Being exposed to the hot and dry climate of the Mediterranean made ancient Egypt take body care and personal hygiene very seriously. Beauty treatments for the skin which were initially used as protection from the hot sun came to be embraced for its prepossessing and beautifying effects. A paste made from Water and Natron (baking soda) was used for its supreme cleansing action on the body and also known to prevent displeasing body odors. The multi-benefits of Dead Sea salt was also recognized and used extensively, most notably by Cleopatra, the legendary Egyptian Queen and celebrated symbol of beauty who would add 1 to 2 cups of the salt to her bath. Known to have a calming effect and combat stress and skin problems like eczema and psoriasis, Dead Sea salt also acted as a natural skin rejuvenator and slowed down skin aging.
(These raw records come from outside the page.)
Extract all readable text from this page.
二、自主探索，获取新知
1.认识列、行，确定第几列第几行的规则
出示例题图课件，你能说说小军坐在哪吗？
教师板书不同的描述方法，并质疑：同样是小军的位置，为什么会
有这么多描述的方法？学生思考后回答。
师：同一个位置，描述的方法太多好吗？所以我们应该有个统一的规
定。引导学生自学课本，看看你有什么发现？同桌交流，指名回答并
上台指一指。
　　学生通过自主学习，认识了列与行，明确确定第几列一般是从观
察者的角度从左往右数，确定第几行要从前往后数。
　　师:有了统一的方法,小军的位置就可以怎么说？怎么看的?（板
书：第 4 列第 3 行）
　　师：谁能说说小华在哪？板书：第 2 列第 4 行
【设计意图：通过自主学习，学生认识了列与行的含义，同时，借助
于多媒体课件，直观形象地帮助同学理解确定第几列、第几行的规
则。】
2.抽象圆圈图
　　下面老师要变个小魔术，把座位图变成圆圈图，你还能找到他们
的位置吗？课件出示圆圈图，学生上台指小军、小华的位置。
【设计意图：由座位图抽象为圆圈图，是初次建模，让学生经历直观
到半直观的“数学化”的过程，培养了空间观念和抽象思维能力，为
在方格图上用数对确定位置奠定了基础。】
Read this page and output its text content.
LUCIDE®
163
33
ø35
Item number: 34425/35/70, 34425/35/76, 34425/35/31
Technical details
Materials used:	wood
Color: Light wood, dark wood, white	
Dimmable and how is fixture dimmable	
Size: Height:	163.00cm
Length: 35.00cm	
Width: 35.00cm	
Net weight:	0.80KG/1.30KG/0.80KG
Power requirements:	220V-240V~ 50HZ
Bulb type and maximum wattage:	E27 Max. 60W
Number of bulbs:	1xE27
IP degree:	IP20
Bathing in milk and honey was highly popular among high-end women who also used this combination as well as a mixture of Honey and Natron as a facial mask. Aloe Vera was of paramount importance used for skin smoothening and healing of minor cuts and burns. Essential and aromatic oils like rosemary, olive oil and almond oil were key ingredients even in the beauty routines of lower class women while fragranced oils like frankincense and myrrh were used to create treasured perfumes.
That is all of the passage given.